Now what you have to understand is that Brandon knows poetry and I don't. He understands the structure of the ballade form, and he made his initial rhyme choices based on keeping the integrity of the structure. I, on the other hand, not only knew nothing of the ballade form, but I scan for comprehension when I read and have a poor mental ear for poetry, especially in a foreign language, and so it was only gradually, after I'd translated most of the poem, that it dawned on me that 1) each stanza follows the ABABBCBC scheme; and then 2) the whole poem follows the ABABBCBC structure. There are only three different rhymes in the whole thing. Of course, at this point I'd already translated to the end, so I did a bit of late-night gnashing of teeth and reworked it on the fly, starting with the end, only to find out that I'd taken the wrong rhyme pattern and so lost my first four lines, with which I was particularly pleased. The Muse is a hard mistress.

Here are my two translations, with the French for comparison.

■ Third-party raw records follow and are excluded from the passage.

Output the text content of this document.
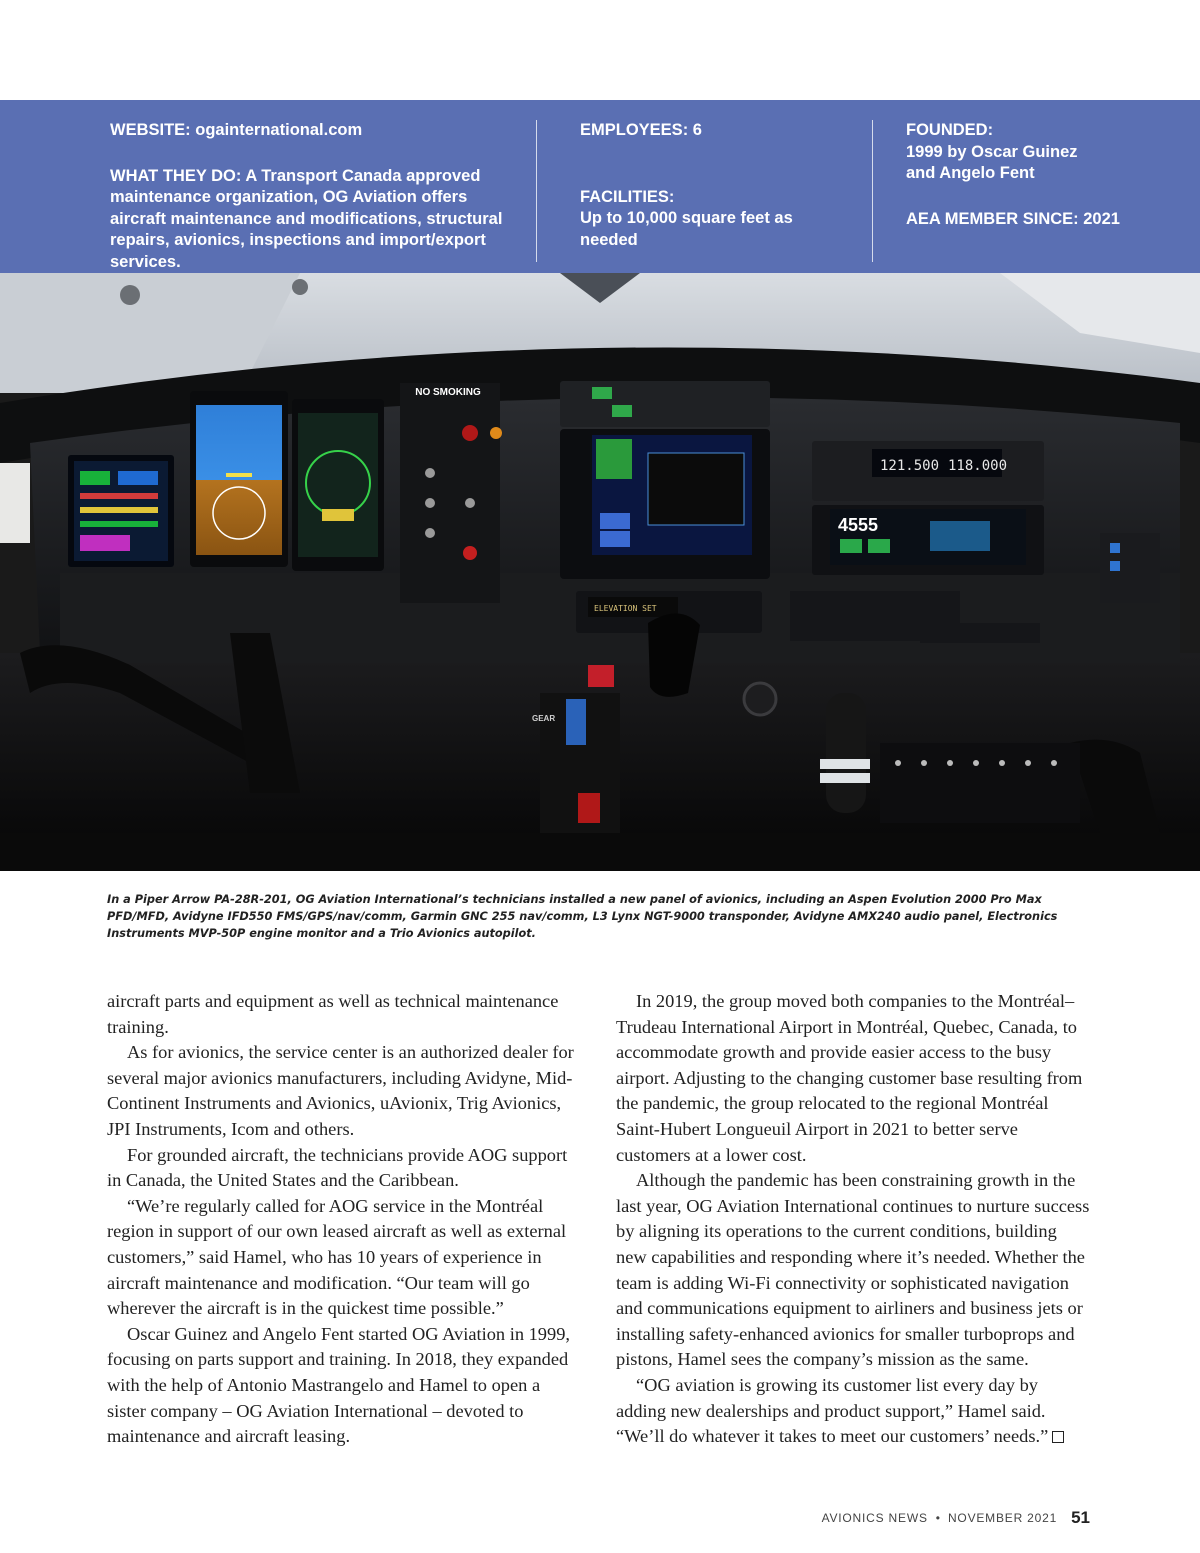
WEBSITE: ogainternational.com

WHAT THEY DO: A Transport Canada approved maintenance organization, OG Aviation offers aircraft maintenance and modifications, structural repairs, avionics, inspections and import/export services.

EMPLOYEES: 6

FACILITIES:

Up to 10,000 square feet as needed

FOUNDED:

1999 by Oscar Guinez

and Angelo Fent

AEA MEMBER SINCE: 2021

NO SMOKING
121.500 118.000
4555
ELEVATION SET
GEAR
In a Piper Arrow PA-28R-201, OG Aviation International’s technicians installed a new panel of avionics, including an Aspen Evolution 2000 Pro Max PFD/MFD, Avidyne IFD550 FMS/GPS/nav/comm, Garmin GNC 255 nav/comm, L3 Lynx NGT-9000 transponder, Avidyne AMX240 audio panel, Electronics Instruments MVP-50P engine monitor and a Trio Avionics autopilot.

aircraft parts and equipment as well as technical maintenance training.

As for avionics, the service center is an authorized dealer for several major avionics manufacturers, including Avidyne, Mid-Continent Instruments and Avionics, uAvionix, Trig Avionics, JPI Instruments, Icom and others.

For grounded aircraft, the technicians provide AOG support in Canada, the United States and the Caribbean.

“We’re regularly called for AOG service in the Montréal region in support of our own leased aircraft as well as external customers,” said Hamel, who has 10 years of experience in aircraft maintenance and modification. “Our team will go wherever the aircraft is in the quickest time possible.”

Oscar Guinez and Angelo Fent started OG Aviation in 1999, focusing on parts support and training. In 2018, they expanded with the help of Antonio Mastrangelo and Hamel to open a sister company – OG Aviation International – devoted to maintenance and aircraft leasing.

In 2019, the group moved both companies to the Montréal–Trudeau International Airport in Montréal, Quebec, Canada, to accommodate growth and provide easier access to the busy airport. Adjusting to the changing customer base resulting from the pandemic, the group relocated to the regional Montréal Saint-Hubert Longueuil Airport in 2021 to better serve customers at a lower cost.

Although the pandemic has been constraining growth in the last year, OG Aviation International continues to nurture success by aligning its operations to the current conditions, building new capabilities and responding where it’s needed. Whether the team is adding Wi-Fi connectivity or sophisticated navigation and communications equipment to airliners and business jets or installing safety-enhanced avionics for smaller turboprops and pistons, Hamel sees the company’s mission as the same.

“OG aviation is growing its customer list every day by adding new dealerships and product support,” Hamel said. “We’ll do whatever it takes to meet our customers’ needs.”

AVIONICS NEWS • NOVEMBER 2021 51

French Original Translation ABABBCBC
Je jette avec grâce mon feutre,
Je fais lentement l'abandon
Du grand manteau qui me calfeutre,
Et je tire mon espadon;
Élégant comme Céladon,
Agile comme Scaramouche,
Je vous préviens, cher Mirmydon,
Qu'à la fin de l'envoi je touche !
I cast my hat without a care,
Deliberately uncape me here,
Unwrap this mantle which I wear,
And I draw my rapier!
Elegant as Celadon,
Agile as Scaramouche, eh?
I'm warning you, oh Myrmidon,
That at the envoi's end -- touché!
I cast, with manner cavalier
My hat, and with a motion grave
My mantle I'll abandon here
To free my rapier to rave!
I'm Celadon, love's noble slave,
I'm sharp as Scaramouche, eh?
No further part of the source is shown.